0

I have a large csv file (over 100,000 lines) encoded in UTF-8-BOM that looks like this:

27336;00203-AND1;90-BLACK;9.5;2
27336;00203-ET1;90-BLACK;10;1
27336;00203-ET1;90-BLACK;12;1
...

And a table in my SQL Server database with these columns :

storenumber | stylecode | colour | size | units | timestamp

I use Bulk Insert Data to load the file at once, but I would like to add my $timestamp variable to each line inserted in my table but it doesn't work... How do I do it?

 <?php

include("connexion.php");

ini_set('max_execution_time', 32400);
$timestamp= date("y-m-d H:i");


$csv= "D:/xampp/htdocs/retail_BI/files/BI2_20200720_1344_00076.txt";

                     $query = "BULK INSERT dbo.Y2_Inventory 
                    FROM '$csv' 
                    WITH (
                    FIELDTERMINATOR = ';', 
                    ROWTERMINATOR = '\n',
                    ERRORFILE = 'myfileerror.log'
                     )";

                     $stmt = $conn->query( $query );     
                     if (!$stmt) { echo $conn->error;} 


$query2 = "UPDATE dbo.Y2_Inventory SET timestamp = ? WHERE timestamp IS NULL";

                     $stmt = $conn->query( $query2 );     
                    
            
        echo "good";        

?>
Zhorov
  • 28,486
  • 6
  • 27
  • 52
  • You can't parametrise a `BULK INSERT` you have to use dynamic SQL and **safely** inject the values (something you are not doing here). – Thom A Jul 24 '20 at 09:29
  • I wanted to use BULK INSERT because otherwise the processing of my file takes hours... can I improve the insertion speed? @Larnu –  Jul 24 '20 at 09:31
  • @Eric27 What do you expect from `LASTROW = '$timestamp'`? `LASTROW` simply specifies the number of the last row to load.

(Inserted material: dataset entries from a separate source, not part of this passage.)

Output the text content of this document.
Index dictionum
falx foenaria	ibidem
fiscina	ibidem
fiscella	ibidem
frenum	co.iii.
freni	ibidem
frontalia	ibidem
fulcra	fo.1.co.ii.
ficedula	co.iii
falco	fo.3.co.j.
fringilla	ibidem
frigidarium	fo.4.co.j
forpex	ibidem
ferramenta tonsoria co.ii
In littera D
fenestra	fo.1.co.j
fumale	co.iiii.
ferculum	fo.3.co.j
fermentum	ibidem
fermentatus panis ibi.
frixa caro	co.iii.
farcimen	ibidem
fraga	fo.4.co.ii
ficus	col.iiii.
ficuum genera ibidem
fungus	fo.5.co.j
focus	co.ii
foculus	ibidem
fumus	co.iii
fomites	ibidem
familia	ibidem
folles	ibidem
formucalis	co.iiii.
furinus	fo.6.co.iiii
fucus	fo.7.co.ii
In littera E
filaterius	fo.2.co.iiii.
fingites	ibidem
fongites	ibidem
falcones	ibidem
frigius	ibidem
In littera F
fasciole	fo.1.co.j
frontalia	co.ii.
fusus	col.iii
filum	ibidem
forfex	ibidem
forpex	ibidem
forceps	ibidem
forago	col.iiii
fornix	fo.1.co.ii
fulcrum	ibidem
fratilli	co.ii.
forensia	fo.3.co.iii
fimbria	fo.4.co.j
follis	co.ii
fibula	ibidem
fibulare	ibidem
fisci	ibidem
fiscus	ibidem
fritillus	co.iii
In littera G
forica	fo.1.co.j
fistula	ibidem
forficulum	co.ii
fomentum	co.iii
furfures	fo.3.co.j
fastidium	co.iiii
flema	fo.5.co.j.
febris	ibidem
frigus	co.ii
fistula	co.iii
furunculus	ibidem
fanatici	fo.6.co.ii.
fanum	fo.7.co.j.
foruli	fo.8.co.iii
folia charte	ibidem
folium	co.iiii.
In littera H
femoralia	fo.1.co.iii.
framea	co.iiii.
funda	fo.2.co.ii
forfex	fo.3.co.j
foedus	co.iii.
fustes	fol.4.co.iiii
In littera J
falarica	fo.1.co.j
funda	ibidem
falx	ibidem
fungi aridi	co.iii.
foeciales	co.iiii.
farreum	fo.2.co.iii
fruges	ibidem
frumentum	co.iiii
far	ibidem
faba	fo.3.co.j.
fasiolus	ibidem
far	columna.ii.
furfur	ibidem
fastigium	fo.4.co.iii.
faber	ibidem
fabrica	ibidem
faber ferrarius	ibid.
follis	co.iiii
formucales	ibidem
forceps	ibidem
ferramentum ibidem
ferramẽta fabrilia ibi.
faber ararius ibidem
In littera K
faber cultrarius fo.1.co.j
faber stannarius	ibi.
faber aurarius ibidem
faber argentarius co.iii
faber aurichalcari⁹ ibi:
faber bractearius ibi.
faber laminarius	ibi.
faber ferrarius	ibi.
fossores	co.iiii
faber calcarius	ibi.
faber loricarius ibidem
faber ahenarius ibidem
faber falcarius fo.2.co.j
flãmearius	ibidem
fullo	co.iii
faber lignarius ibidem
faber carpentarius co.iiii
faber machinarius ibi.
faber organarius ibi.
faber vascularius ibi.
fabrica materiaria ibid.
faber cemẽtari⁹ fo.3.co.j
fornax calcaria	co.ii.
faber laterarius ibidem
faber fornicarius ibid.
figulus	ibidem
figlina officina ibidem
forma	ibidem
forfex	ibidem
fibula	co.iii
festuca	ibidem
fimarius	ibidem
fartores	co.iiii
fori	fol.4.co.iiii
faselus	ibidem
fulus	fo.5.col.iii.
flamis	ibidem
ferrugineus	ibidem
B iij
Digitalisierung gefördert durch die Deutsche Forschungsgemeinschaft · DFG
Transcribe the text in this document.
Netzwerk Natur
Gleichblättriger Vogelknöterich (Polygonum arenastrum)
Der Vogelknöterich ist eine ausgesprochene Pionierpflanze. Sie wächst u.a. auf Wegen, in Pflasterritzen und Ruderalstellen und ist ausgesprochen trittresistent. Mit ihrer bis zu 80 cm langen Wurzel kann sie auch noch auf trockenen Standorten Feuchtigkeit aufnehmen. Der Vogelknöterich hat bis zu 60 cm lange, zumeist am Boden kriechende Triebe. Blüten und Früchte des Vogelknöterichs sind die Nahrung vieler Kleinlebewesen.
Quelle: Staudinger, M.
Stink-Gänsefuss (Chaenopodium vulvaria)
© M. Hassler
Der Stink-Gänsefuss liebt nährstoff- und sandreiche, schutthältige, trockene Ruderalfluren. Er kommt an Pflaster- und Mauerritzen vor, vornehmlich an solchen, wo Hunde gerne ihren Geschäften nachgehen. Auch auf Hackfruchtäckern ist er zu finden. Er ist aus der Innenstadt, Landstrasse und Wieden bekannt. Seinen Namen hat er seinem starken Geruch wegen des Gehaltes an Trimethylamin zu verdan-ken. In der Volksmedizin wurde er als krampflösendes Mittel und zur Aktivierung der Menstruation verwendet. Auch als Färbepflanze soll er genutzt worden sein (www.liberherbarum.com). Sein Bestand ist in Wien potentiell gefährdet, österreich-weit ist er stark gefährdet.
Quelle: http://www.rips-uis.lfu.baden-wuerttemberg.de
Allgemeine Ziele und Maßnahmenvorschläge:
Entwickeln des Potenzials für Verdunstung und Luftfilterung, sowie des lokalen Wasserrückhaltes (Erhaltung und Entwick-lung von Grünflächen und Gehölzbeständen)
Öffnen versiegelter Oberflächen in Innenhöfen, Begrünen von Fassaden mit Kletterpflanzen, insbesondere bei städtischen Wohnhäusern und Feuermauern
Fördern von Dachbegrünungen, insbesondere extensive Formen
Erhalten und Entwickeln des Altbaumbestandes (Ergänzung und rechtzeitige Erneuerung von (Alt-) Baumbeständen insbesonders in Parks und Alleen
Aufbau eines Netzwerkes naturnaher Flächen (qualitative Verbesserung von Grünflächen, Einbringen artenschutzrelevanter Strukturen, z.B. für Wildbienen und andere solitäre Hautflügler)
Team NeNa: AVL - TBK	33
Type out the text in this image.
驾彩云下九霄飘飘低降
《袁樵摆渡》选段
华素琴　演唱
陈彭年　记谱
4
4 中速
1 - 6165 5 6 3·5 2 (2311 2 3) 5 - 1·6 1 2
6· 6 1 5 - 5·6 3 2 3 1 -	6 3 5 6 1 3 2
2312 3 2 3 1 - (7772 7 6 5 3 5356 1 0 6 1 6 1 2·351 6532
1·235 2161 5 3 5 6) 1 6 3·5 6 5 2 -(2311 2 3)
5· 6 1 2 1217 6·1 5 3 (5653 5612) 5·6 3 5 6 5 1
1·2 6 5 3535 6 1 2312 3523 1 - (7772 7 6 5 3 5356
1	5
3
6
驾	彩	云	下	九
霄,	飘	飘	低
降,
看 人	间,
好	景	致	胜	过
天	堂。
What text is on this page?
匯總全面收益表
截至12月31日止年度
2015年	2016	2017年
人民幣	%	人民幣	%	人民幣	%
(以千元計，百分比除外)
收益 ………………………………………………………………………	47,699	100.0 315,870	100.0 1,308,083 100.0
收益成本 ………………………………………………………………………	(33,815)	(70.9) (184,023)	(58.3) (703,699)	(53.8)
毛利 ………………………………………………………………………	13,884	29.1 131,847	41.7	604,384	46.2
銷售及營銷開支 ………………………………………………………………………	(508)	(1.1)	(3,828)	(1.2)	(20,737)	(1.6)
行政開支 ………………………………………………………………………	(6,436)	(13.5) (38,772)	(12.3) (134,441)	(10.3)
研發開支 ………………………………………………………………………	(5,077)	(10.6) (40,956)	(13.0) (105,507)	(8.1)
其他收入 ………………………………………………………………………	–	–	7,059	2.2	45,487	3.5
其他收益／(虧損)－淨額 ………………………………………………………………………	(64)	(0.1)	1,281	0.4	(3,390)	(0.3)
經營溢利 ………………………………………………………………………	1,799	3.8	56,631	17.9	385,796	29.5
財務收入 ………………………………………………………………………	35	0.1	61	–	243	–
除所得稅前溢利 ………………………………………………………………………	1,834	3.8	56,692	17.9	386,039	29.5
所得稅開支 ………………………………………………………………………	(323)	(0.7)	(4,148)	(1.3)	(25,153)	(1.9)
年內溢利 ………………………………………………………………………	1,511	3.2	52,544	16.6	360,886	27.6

You may try to execute and additional `UPDATE` after the `BULK INSERT`. – Zhorov Jul 24 '20 at 09:42
  • But if I do it afterwards, won't he insert my $timestamp in every line of my table? @Zhorov –  Jul 24 '20 at 09:46
  • I assume that on inserting the `timestamp` column is `NULL`, so `UPDATE .. SET timestamp = ? WHERE timestamp IS NULL` should wortk. – Zhorov Jul 24 '20 at 09:51
  • I updated my code, do you think I should do it like this? @Zhorov –  Jul 24 '20 at 10:04
  • Can you succesfully execute `BULK INSERT` command in an external tool (like SQL Server Management Studio), because your table has `6` columns, but you have only `5` columns in the data file? if not you'll need a format file with mappings. – Zhorov Jul 24 '20 at 11:41
  • Let us [continue this discussion in chat](https://chat.stackoverflow.com/rooms/218517/discussion-between-eric27-and-zhorov). –  Jul 24 '20 at 12:15

2 Answers2

1

You need to consider the following:

  • Always try to use parameters in your statement (of course if possible) or carefully sanitize the input data. In this specific case you may try to check if the input file exists and after that inject filename in your statement.
  • The input data doesn't match the table definition, so you may try to import the data in a temporary table.
  • Pass datetime values as text using an unambiguous format (e.g. 2020-07-25T12:00:00).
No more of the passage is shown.